If The Artist has whet your appetite for genuine silent classics, here's Francesca Steele's beginner's guide to the best of the pre-talkie era.
The Kid (1921)
You can either be a Charlie Chaplin fan or a Buster Keaton fan, but not both, the saying goes. Both were comic geniuses of the silent era, but Chaplin's humour is rooted in a vaudeville sentimentality (Keaton employs a more modern cynicism) which makes him the perfect introduction to silent movies. Though The Gold Rush was his greatest success, The Kid, where we see him in his iconic "little tramp" get-up, complete with tattered jacket, moustache and cane, has an affectionate silliness that makes it the most lovable.
The General (1926)
Loathed by critics on its release, this Buster Keaton comedy about an engineer who chases a stolen locomotive across enemy lines is now considered a classic. Directed by and starring a typically deadpan Keaton, it was described as "the greatest comedy ever made, the greatest Civil War film ever made, and perhaps the greatest film ever made" by Orson Welles. In any case, it's physical comedy without the slapstick - a trait many modern audiences prefer.

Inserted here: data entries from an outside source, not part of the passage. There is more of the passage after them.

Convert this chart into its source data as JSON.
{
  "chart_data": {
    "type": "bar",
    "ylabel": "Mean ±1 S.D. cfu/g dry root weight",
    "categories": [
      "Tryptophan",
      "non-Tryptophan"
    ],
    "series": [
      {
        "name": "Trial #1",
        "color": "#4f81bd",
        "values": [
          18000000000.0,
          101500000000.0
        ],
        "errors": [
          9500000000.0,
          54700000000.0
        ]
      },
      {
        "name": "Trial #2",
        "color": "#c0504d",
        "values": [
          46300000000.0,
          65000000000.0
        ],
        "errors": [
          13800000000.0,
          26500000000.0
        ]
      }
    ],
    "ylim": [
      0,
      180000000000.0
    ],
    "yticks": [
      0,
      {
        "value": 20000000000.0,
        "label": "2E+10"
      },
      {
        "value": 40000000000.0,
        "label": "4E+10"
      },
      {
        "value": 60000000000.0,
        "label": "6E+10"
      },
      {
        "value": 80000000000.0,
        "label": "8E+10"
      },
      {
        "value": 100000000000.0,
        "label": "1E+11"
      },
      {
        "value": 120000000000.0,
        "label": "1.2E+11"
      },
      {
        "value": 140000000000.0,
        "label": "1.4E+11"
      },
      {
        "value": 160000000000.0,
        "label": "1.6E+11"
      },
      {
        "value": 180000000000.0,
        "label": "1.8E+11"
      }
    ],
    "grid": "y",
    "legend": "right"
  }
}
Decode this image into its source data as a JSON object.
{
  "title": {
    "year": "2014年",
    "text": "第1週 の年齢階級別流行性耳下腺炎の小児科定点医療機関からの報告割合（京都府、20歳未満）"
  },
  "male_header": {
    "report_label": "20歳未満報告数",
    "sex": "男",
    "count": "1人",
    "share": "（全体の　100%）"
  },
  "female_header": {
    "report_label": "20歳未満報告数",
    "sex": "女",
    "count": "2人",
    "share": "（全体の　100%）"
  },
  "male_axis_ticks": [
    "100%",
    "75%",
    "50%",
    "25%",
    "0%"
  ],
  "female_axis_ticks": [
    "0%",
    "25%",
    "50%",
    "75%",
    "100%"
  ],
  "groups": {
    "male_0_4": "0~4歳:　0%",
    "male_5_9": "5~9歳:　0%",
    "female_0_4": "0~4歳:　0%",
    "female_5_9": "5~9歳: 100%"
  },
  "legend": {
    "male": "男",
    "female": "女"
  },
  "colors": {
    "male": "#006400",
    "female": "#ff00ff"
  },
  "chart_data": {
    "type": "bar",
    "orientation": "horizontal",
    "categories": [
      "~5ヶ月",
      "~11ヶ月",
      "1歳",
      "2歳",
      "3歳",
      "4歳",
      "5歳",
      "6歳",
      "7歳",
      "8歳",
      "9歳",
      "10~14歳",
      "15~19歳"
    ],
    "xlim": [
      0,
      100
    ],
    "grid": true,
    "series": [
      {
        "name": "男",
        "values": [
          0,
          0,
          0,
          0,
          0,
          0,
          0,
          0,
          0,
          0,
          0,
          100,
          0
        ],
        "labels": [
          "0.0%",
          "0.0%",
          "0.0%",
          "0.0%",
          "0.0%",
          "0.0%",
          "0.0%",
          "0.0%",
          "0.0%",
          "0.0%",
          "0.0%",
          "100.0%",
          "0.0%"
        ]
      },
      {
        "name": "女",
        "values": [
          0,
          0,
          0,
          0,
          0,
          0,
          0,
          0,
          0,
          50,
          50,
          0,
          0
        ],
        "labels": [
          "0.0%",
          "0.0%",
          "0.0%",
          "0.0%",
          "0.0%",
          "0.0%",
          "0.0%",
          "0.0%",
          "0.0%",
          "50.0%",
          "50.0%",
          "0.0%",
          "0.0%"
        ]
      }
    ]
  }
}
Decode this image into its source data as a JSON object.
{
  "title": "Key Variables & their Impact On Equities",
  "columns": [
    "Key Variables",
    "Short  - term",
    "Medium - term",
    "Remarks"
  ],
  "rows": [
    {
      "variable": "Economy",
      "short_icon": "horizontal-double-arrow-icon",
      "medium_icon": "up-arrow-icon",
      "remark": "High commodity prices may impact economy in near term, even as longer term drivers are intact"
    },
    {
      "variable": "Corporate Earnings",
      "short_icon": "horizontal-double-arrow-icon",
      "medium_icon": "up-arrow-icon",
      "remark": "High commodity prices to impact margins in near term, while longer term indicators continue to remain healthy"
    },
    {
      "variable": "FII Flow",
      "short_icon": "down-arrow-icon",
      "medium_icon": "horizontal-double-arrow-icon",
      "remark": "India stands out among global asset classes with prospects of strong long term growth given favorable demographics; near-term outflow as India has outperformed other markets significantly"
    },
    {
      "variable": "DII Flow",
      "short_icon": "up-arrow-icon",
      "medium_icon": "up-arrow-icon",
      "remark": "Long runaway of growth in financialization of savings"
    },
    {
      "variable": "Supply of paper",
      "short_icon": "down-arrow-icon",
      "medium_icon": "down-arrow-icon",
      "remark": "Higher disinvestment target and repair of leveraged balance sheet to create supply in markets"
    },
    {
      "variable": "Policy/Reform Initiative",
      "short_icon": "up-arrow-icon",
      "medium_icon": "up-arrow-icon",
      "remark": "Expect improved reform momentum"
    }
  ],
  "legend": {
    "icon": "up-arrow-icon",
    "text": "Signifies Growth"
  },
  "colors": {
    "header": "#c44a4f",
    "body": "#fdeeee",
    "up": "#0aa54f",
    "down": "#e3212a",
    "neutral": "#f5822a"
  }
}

The Birth of a Nation (1915)
A Gone with the Wind for the silent era, D W Griffith's controversial film about the American Civil War caught the public's attention as much for its subject matter as its revolutionary techniques. Starring the nation's sweetheart, Lillian Gish, it dazzled with its impressive sets but is also abhorrently racist, casting white actors in "blackface" as ignorant buffoons. It sparked race riots across the country and was blamed for the 20th-century revival of the Ku Klux Klan. It is also notable for its heavy-handed use of "forward-facing" inter-titles, which, like chapter titles in a book, preface what is to come rather than forming part of the drama. But although Griffith's later works, such as Way Down East, are more accessible, this is still by far his best-known.
Metropolis (1927)
Just as "the talkies" were preparing to make silent films look technically insignificant, along came Fritz Lang's mind-blowing dystopian allegory about the injustices of capitalism and the problems of an industrialised working class (helped at some screenings by a Wagner-esque score). Famous for its use of the Schufftan process, in which mirrors made actors appear to be in the miniature sets, it is one of the finest examples of German expressionist film.